Quando o amigo partiu e a porta se fechou, o que restou na sala foram olhares contrariados direcionados para a arma que descansava sobre a banqueta de centro.


 
          – Pedido inconveniente. Viajaremos com uma arma que não nos pertence e retornaremos com outra que também não nos pertence. Temos arma, mas evitamos usá-la. – resmunga Carla. 
          – Não tive como negar, querida. Você muito bem sabe o motivo, portanto não me olhe assim. Por falar em arma, ouviu o que Hermano disse? – conversa Junqueira.

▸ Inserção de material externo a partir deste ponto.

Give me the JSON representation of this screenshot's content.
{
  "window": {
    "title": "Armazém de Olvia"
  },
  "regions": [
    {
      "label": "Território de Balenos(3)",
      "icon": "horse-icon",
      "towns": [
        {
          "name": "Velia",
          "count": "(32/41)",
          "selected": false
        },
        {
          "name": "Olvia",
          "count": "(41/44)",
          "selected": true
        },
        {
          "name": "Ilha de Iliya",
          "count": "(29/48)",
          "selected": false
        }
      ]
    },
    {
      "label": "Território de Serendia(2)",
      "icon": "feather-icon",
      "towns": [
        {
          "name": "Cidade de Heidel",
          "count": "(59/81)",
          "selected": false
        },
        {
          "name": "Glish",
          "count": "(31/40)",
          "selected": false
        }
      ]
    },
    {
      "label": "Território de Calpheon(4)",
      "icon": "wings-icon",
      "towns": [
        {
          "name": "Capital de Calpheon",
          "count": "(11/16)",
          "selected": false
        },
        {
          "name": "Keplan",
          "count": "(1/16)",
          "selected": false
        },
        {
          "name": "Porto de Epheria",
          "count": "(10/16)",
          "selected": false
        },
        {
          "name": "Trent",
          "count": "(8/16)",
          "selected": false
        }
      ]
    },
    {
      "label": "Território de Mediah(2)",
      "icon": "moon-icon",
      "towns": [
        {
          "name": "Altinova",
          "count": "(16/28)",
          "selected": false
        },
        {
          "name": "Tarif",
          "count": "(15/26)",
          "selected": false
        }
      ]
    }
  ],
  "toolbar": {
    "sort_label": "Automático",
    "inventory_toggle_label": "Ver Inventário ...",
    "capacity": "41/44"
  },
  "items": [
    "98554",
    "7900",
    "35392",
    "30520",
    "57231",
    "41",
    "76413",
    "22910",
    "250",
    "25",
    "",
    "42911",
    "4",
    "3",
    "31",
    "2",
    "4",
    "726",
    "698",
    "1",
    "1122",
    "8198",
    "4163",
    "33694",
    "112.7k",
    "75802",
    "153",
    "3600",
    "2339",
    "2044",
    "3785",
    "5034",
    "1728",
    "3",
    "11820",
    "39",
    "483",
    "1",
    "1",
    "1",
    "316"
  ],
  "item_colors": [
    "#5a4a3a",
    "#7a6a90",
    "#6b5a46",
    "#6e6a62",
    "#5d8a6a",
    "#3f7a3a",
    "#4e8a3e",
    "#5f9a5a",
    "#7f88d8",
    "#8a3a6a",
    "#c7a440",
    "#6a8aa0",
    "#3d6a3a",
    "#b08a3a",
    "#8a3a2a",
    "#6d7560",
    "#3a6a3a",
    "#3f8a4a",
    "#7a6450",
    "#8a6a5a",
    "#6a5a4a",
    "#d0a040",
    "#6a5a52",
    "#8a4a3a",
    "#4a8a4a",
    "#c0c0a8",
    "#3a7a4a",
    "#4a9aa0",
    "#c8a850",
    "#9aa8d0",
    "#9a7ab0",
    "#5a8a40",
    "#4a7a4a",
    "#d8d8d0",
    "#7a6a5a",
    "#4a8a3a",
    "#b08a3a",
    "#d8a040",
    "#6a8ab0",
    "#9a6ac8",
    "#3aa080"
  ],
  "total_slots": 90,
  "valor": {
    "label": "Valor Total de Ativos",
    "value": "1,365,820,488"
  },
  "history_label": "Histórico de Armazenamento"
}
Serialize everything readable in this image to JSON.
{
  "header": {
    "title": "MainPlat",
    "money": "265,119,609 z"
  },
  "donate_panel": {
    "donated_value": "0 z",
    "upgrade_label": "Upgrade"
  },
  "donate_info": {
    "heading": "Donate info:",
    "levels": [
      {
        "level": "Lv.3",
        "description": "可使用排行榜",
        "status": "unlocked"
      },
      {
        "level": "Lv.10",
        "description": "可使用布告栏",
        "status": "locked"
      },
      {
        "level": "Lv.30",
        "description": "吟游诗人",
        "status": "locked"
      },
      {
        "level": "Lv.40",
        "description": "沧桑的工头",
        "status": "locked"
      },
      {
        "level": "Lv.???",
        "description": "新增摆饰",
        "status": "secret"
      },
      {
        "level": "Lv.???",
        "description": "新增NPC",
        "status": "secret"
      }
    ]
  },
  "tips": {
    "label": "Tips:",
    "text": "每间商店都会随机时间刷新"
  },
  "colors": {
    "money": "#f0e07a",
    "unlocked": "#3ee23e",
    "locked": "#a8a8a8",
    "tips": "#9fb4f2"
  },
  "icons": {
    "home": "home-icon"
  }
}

          Tipos estranhos estavam tirando o sossego do pacato município.
          A arma, que ainda permanecia sobre a banqueta, era para ser entregue ao amigo do solicitante o qual, em uma conversa sobre armas, se braguearam, ficou com a arma do amigo e esse ficou com a arma dele. Como o casal solicitado ia passar o final de semana no sítio localizado no município desse amigo, pouparia que um deles percorresse duzentos e vinte quilômetros desnecessariamente. Assim frisou o solicitante
          Às 21 horas, o casal se prepara para viajar. Chegaria ao sítio por volta das 1:30 horas, dormiria e, nas primeiras horas do raiar do dia, praticaria a paixão: cuidar da horta dos canteiros de flores e dos pequenos animais.
          O dia já tinha nascido e eles já tinham despertado e cuidado dos afazeres que gostavam. Por volta das 9:00 horas, sentados à mesa deliciando-se com o dejejum e conversando sobre o rápido desenvolvimento das rosas, o queijo não é cortado, pois foram surpreendidos com três estranhos elementos no interior da sala.
          – As chaves do automóvel. – pede um deles.
          Sobre a peça mobiliária, estavam aparelhos celulares, relógios, carteiras e as chaves do automóvel. Apontados, o malfeitor vasculha as carteiras... Escutam movimentação no portão. Da sala se avistava o automóvel na comprida garagem e o portão adiante onde a movimentação acontecia. Um dos intrusos vai verificar o que acontecia. Ao retornar, informa que o pneu da lotação havia furado justamente no portão. O líder do bando pronuncia que aguardariam o reparo. Levaria o automóvel como havia dito.
          – Enquanto a troca do pneu não acontece, sentaremos à mesa e tomaremos café como se fosse uma grande família. – disse ele.
          Caso o casal quisesse protagonizar uma cena chamativa de atenção. Os meliantes estariam em apuros, porém as consequências seriam imprevisíveis. Não empunhavam armas, mas estavam armados.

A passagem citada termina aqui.